Sudden cardiac death (SCD) as a result of ventricular arrhythmias is an important cause of cardiovascular mortality in patients with hypertrophic cardiomyopathy.1,2 Clinical trials of implantable cardiodefibrillators (ICDs) have demonstrated effectiveness at preventing SCD and prolonging life expectancy in high-risk patients.3 However, ICDs are not without complications. As such, management of hypertrophic cardiomyopathy requires careful risk assessment. In order to help physicians assess risk in these patients and identify those patients at high risk of SCD, the American College of Cardiology Foundation (ACCF), American Heart Association (AHA) and the European Society of Cardiology (ESC) have developed guidance. However, the predictive accuracy of the 2014 ESC novel risk-scoring model has been questioned. A recent study published in the American Journal of Cardiology independently evaluated the ESC risk scoring system in a large cohort of patients with hypertrophic cardiomyopathy and compared this with the previous ACCF/AHA guidelines from 2011 and 2003.4
The researchers reviewed data from 288 patients who were being treated at Imperial College London NHS Trust. The mean age of the study population was 52 ± 16 years, with 66% men. In the SCD group (n=14, mean age 41 ± 18 years, 71% male), there were a larger proportion of patients in whom an ICD would not have been recommended using the 2014 ESC scoring criteria compared with ACCF/AHA guidance (43% versus 7%, p = 0.029). A total of 274 patients with hypertrophic cardiomyopathy did not experience an SCD event, and a larger proportion of individuals not requiring an ICD was identified using the 2014 ESC risk score model compared with the 2011/2003 ACCF/AHA models (82% versus 57%; p<0.0001). In addition, the study revealed that five patients who experienced an aborted SCD event would not have been recommended an ICD with the ESC risk score model compared with the ACCF/AHA guidelines.
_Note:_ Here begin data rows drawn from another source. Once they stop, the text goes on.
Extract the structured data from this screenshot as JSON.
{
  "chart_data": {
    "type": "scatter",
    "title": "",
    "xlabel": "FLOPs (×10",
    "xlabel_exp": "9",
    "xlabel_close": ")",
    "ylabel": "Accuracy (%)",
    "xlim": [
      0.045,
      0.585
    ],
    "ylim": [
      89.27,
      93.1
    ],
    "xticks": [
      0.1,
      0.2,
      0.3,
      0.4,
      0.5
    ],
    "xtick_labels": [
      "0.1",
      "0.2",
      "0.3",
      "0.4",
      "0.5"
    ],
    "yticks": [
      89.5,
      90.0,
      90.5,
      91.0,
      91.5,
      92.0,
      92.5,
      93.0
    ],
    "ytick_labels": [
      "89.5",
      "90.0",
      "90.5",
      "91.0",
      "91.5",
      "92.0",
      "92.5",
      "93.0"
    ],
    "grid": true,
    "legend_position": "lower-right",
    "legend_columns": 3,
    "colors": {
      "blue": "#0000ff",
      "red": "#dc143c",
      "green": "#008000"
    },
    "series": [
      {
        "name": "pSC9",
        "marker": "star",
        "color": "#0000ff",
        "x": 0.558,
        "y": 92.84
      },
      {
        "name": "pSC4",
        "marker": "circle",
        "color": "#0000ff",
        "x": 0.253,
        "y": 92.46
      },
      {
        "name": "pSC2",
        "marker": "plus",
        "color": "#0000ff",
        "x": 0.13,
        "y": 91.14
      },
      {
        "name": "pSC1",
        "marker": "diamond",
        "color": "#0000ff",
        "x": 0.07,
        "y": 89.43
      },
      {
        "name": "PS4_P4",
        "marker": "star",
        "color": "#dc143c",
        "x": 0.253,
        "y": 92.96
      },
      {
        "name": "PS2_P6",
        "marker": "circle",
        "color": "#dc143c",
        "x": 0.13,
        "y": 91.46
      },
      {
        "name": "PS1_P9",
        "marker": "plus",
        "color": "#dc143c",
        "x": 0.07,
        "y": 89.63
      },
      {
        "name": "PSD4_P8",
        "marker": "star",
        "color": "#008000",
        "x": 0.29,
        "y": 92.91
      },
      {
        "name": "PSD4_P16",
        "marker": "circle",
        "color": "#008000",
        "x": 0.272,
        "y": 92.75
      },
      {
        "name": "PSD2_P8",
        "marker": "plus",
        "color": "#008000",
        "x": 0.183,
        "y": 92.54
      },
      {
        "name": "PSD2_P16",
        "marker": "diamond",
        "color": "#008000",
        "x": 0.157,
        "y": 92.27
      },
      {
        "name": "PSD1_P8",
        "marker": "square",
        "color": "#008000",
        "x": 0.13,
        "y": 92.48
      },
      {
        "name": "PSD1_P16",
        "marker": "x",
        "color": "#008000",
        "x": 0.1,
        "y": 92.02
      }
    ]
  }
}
The authors concluded that the 2014 ESC model has the potential of leaving more patients at risk of SCD without an ICD. While unnecessary placement of ICD is to be avoided, it is also imperative that those at high risk of SCD are identified, and that SCD is avoided in these patients.
Disclosure: Emma East is an employee of Touch Medical Media.
1. Mendis SPP, Norrving B. Global Atlas on Cardiovascular Disease Prevention and Control. Geneva: World Health Organization, 2011. Available at: www.who.int/cardiovascular_diseases/publications/atlas_cvd/en/ (accessed 30 January 2018).
2. Priori SG, Blomström-Lundqvist C, Mazzanti A, et al. 2015 ESC Guidelines for the management of patients with ventricular arrhythmias and the prevention of sudden cardiac death. Eur Heart J. 2015;36:2793–867.
3. Goldenberg I, Gillespie J, Moss AJ, et al. Long-term benefit of primary prevention with an implantable cardioverter-defibrillator: an extended 8-year follow-up study of the Multicenter Automatic Defibrillator Implantation Trial II. Circulation. 2010;122: 1265–71.
4. Leong KMW, Chow JJ, Ng FS, et al. Comparison of the Prognostic Usefulness of the European Society of Cardiology and American Heart Association/American College of Cardiology Foundation Risk Stratification Systems for Patients With Hypertrophic Cardiomyopathy. Am J Cardiol. 2018;121:349–55.